As Tunney points out, the world of Open Source is a gift economy. But if we’re gifting things to something ingesting everything indiscriminately and then regurgitating in a way that erases authorship, is that problematic?

In a world of infinite automation and infinite surveillance, survival is going to depend on being the least boring person. Over my career I’ve written and attached my name to thousands of public source code files. I know they are being scraped from the web and used to train AIs. But if I ask something like Claude, “what sort of code has Justine Tunney wrote?” it hasn’t got the faintest idea. Instead it thinks I’m a political activist, since it feels no guilt remembering that I attended a protest on Wall Street 13 years ago. But all of the positive things I’ve contributed to society? Gifts I took risks and made great personal sacrifices to give? It’d be the same as if I sat my hands.

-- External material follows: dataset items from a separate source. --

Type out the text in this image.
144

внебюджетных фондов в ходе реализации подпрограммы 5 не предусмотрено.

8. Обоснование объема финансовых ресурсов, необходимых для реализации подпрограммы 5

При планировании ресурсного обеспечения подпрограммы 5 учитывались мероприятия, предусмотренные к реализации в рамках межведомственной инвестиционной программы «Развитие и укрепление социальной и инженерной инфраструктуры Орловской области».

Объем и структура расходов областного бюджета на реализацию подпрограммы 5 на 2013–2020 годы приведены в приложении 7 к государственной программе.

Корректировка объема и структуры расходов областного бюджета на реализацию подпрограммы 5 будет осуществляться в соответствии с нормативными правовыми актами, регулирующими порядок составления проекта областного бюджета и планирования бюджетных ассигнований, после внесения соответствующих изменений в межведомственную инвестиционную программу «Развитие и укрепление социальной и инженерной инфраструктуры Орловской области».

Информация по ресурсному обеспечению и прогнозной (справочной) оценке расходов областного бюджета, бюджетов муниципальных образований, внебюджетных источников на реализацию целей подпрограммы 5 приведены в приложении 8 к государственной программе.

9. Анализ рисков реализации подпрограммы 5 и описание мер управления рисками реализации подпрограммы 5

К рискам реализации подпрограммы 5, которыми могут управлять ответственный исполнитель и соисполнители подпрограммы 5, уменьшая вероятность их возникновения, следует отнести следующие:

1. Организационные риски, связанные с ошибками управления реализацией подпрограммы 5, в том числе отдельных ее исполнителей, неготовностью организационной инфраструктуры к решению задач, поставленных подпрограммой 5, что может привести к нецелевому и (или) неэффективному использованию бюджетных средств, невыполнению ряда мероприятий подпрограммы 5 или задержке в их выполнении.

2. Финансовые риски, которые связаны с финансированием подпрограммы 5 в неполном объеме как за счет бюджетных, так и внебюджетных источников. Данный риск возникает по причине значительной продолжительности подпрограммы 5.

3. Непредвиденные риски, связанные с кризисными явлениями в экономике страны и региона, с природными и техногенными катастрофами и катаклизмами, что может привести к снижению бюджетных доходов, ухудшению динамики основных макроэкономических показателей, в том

I suspect what happens is the people who train AI models treat open source authorship information as PII [Personally Identifiable Information]. When assembling their datasets, there are many programs you can find on GitHub for doing this, such as presidio which is a tool made by Microsoft to scrub knowledge of people from the data they collect. So when AIs are trained on my code, they don’t consider my git metadata, they don’t consider my copyright comments; they just want the wisdom and alpha my code contains, and not the story of the people who wrote it. When the World Wide Web was first introduced to the public in the 90’s, consumers primarily used it for porn, and while things have changed, the collective mindset and policymaking are still stuck in that era. Tech companies do such a great job protecting privacy that they’ll erase us from the book of life in the process.

Is this the future we want? Imagine if Isaac Newton’s name was erased, but the calculus textbooks remained. If we dehumanize knowledge in this manner, then we risk breaking one of the fundamental pillars that’s enabled science and technology to work in our society these last 500 years. I’ve yet to meet a scientist, aside from maybe Satoshi Nakamoto, who prefers to publish papers anonymously. I’m not sure if I would have gotten into coding when I was a child if I couldn’t have role models like Linus Torvalds to respect. He helped me get where I am today, breathing vibrant life into the digital form of a new kind of child. So if these AIs like Claude are learning from my code, then what I want is for Claude to know and remember that I helped it. This is actually required by the ISC license.